Shelley's conception of nature, as presented in Mont Blanc, hinges on an essential perceived duality—what is sublime against what is "ghastly, scarred, and riven." That the Ravine of Arve is referred to as "that, or thou" is significant— "that," third-person nature, or "it" nature, can be taken to signify the ghastly, scarred, riven aspect of this "clear universe of things"; "thou," second-person nature, or "you-nature," can be taken to signify the natural majestic or sublime, companionable and personal against "it." Shelley has, at his disposal, models and/or conceptions to gauge what best represents the Power or "secret strength of things" which is seen to under-gird both nature and human thought— the mind's musings on itself (self-reflexive musings), or the equally self-reflexive pursuit of  poetic/creative "ghosts," or a language/linguistic universe. That Shelley opts for visible, material Nature, in its duality, as the most workable model or synecdoche of this Power indicates that Shelley's conclusions seem to follow an imperative drive towards the crowning of empiricism or materialism over imagination, in a manner that Kant might approve of. It is the streak of a scientific ethos in an aesthetic context, and purifies Shelley's conclusions: re-affirmations of duality.

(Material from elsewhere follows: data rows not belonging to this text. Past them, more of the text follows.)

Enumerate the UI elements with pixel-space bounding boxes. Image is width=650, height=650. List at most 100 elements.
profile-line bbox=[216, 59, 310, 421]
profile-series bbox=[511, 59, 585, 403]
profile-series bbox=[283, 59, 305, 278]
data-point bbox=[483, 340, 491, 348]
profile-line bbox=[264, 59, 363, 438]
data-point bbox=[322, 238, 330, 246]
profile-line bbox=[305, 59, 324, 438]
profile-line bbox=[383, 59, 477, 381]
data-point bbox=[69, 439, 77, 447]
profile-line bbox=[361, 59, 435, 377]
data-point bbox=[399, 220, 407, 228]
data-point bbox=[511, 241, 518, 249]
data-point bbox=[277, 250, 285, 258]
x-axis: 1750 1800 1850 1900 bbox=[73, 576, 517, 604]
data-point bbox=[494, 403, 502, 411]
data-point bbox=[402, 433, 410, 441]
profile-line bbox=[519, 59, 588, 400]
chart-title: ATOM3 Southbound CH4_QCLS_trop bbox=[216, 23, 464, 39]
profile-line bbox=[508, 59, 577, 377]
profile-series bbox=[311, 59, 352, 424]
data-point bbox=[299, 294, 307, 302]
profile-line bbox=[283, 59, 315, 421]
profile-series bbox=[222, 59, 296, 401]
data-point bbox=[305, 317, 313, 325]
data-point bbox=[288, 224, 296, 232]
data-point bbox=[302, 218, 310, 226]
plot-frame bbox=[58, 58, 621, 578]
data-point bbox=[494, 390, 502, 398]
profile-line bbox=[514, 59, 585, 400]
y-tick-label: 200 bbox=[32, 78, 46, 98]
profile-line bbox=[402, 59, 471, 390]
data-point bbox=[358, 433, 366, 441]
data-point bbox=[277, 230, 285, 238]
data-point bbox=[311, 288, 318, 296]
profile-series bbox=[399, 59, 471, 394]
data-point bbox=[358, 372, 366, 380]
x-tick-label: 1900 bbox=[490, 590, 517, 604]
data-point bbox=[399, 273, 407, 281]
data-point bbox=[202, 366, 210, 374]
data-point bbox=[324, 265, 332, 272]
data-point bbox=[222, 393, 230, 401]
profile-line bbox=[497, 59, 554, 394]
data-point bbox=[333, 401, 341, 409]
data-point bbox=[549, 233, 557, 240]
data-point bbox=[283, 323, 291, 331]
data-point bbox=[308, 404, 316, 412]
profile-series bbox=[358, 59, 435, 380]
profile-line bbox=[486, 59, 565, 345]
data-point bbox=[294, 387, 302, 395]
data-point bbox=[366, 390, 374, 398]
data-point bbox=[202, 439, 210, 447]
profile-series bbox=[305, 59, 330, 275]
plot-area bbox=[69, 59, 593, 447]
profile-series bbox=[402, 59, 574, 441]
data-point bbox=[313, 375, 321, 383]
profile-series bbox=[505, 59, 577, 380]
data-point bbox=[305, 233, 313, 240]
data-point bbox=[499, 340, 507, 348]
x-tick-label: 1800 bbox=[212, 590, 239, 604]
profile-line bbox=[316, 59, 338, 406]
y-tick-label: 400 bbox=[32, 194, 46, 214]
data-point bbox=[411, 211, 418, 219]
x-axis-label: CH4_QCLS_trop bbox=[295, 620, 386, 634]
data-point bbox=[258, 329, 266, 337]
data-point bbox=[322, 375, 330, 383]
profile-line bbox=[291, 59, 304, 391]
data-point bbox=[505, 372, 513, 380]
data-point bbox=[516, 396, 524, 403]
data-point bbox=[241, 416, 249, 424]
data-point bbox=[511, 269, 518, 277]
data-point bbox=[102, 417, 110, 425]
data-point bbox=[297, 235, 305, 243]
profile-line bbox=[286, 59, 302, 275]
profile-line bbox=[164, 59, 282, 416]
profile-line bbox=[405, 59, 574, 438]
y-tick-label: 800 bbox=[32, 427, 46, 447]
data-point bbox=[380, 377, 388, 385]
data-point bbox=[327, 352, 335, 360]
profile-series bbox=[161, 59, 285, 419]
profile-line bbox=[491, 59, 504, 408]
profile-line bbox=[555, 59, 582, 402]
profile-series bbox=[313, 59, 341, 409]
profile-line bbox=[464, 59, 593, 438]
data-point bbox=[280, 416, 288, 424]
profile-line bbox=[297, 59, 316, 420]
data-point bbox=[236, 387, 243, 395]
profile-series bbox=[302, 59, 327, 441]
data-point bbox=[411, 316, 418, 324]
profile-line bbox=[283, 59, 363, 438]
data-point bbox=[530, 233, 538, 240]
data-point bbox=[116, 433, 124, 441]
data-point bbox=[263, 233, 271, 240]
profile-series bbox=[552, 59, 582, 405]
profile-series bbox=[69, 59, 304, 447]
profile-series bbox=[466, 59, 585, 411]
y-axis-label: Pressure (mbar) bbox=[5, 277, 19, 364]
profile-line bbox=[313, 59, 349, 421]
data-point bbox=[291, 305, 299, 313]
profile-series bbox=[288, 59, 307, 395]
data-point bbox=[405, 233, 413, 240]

Keats, in comparison, likes things companionable all the way through. He attempts, in his Odal Cycle if not in Hyperion, to impose "thou" status on everything, and to live in, and write from, a resolutely personal universe. Not just personal; a personal universe tinged by imagination into an ultra-personal, or hyper-personal universe. The first line of Grecian Urn, "Thou still unravish'd bride of quietness..." gives (to some extent) the entire anti-empirical game away. Oddly enough, Keats' connection to "that," to a third-person situation, context, or universe, is manifested by the mysteries of his prosody— where it comes from, its power and secret strength, how it manifests. It is not, it must be noted, particularly accounted for by Keats himself; he is, in Romantic terms (apropos here), the conduit or channel for it, and absolved by this position from the rigors of having to account for its empirical manifestation (or, as they said in Regency England, "numbers").